Methods: The Gazelle platform uses miniaturized electrophoresis to separate and identify hemoglobin variants. It provides results—including Hb type, percentage composition, and interpretative statements for conditions such as SCD (including variants), sickle cell trait, and beta thalassemia—in approximately 8–10 minutes, using fingerstick, heel-prick, or venous blood samples.Through an IRB approved clinical study, patient samples from Loma Linda University School of Medicine were tested using both Gazelle and HPLC for comparative analysis of quantitation accuracy. A simplified cartridge (Gen 2) was also developed, incorporating microfluidics to streamline sample preparation and reduce procedural complexity. Usability testing was conducted with 14 lay users who completed the test after reviewing brief training materials (instructional video or IFU). Outcomes were assessed through a structured usability questionnaire and task completion metrics.

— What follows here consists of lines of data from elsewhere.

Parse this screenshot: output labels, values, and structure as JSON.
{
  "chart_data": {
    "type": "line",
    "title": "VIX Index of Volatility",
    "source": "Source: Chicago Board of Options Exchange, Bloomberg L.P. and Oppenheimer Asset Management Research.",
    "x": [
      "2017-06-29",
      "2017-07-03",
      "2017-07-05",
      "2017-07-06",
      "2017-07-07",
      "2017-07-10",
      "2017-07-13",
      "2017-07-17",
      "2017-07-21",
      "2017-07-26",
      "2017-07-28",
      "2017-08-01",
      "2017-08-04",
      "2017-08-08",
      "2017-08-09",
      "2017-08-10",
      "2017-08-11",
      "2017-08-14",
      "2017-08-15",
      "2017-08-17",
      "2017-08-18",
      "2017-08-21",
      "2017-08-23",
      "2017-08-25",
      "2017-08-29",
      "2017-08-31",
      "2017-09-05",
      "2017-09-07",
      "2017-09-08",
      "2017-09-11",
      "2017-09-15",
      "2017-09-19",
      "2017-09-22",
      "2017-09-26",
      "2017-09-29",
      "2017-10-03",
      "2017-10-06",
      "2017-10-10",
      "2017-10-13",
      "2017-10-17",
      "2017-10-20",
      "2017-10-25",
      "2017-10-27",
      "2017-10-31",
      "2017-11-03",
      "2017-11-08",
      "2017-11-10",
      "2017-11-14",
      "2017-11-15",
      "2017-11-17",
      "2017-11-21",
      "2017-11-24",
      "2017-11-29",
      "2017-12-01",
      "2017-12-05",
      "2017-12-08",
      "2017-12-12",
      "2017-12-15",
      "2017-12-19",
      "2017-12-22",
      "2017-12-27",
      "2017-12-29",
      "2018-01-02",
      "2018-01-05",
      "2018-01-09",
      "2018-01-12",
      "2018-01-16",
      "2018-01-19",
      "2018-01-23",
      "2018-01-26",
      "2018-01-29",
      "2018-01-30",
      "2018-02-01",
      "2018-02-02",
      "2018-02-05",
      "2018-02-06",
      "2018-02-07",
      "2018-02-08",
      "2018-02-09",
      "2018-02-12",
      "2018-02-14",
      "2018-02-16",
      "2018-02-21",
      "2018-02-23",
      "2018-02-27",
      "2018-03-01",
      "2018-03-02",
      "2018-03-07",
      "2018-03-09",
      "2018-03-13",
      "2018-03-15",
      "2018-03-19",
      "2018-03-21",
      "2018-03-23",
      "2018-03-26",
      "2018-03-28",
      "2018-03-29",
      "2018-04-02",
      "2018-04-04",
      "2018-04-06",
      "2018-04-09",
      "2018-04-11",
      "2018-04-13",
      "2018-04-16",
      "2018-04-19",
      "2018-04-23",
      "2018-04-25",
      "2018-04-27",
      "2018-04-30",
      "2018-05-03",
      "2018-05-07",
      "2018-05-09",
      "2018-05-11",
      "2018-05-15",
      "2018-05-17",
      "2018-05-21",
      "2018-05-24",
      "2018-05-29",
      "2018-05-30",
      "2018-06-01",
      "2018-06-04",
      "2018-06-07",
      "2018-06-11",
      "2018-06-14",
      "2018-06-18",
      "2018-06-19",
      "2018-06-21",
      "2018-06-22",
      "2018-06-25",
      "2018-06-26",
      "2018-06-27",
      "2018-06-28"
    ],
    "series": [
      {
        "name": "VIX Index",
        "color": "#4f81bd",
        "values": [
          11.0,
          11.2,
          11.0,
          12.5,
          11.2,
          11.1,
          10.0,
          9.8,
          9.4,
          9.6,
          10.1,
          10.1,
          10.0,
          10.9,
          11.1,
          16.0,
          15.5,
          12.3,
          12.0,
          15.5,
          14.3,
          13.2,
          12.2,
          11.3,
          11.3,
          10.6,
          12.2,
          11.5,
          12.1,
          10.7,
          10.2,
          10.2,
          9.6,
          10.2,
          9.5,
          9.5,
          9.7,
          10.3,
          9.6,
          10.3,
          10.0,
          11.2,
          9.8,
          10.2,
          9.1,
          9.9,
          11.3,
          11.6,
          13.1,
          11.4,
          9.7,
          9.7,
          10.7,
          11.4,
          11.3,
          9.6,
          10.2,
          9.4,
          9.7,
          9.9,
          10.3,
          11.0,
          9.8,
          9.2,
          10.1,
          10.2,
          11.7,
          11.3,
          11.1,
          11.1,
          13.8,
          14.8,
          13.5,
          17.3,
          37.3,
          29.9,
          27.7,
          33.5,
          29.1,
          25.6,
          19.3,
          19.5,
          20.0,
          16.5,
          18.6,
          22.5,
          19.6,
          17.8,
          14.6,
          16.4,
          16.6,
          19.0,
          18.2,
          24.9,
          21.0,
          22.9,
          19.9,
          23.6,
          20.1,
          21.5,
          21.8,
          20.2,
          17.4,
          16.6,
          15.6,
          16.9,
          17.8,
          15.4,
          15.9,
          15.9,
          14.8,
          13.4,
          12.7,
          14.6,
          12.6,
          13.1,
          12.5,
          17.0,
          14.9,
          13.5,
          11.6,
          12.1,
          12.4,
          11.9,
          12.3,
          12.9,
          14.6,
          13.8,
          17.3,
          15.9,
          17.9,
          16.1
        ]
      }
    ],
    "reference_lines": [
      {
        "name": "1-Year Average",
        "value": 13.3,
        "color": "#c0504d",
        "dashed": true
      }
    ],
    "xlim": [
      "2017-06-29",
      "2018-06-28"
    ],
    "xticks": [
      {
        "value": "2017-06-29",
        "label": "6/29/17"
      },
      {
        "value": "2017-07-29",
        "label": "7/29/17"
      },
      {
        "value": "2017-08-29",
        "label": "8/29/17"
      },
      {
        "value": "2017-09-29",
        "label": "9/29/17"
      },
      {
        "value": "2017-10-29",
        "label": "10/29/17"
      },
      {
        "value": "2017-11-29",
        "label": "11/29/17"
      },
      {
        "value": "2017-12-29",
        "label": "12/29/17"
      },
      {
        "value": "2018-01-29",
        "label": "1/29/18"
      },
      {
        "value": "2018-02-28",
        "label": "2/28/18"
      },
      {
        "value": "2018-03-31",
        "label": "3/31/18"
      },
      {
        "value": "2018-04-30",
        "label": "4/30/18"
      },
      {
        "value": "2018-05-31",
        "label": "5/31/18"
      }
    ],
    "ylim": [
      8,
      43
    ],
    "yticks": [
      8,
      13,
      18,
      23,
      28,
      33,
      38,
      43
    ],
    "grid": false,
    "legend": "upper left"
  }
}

Results:The study is ongoing; to date, 9 patient samples have been analyzed for concordance .Participants were aged 12-25 years and included both males and females. Gazelle produced quantitative results for key variants, including Hb S,C,F and Hb A, in under 10 minutes. Correlation with HPLC for these variants demonstrated a Pearson coefficient of 0.977 for Hb S and 0.998 for Hb A. The real time novel testing platform demonstrated 100% sensitivity and specificity in distinguishing normal from disease, and disease from trait, as well as 100% sensitivity and 100% specificity in distinguishing trait from disease. Addiitonally quantification of Fetal and Hgb A2 showed high accuracy with the mean absolute error (MAPE) of 3.58 and 4.6% respectively. Usability assessments showed that all 14 users, regardless of technical background, were able to prepare and run the test with no errors after a single review of the training material in an ambluatory clinic setting.
Conclusion:Even in high-resource countries real-time electrophoresis is hampered by a lack of standardized point-of-care quantification. The simplified Gazelle test demonstrates high accuracy, excellent usability, and rapid turnaround time for SCD and related hemoglobinopathies. Clinical applications in ambulatory and acute care setting makes this platform especially useful to inform clinicians of real time electrophoresis results that potentially could be used for diagnosis, dose adjustment,calculating volumes for red cell transfusions (especially erythocytophoresis), monitor progress of cell/gene therapy. Use of this technology in underserved regions of North America to quantify/classify disease/trait in patients, that have not underwent new born screening could be vital. With the ongoing assesment in additional participants (target of 500 samples) in North America , results of high accuracy akin to larger testing in Asia and Africa ( reported earlier ) are expected. These preliminary results support Gazelle as a viable tool for expanding access to early diagnosis and population screening efforts in North America.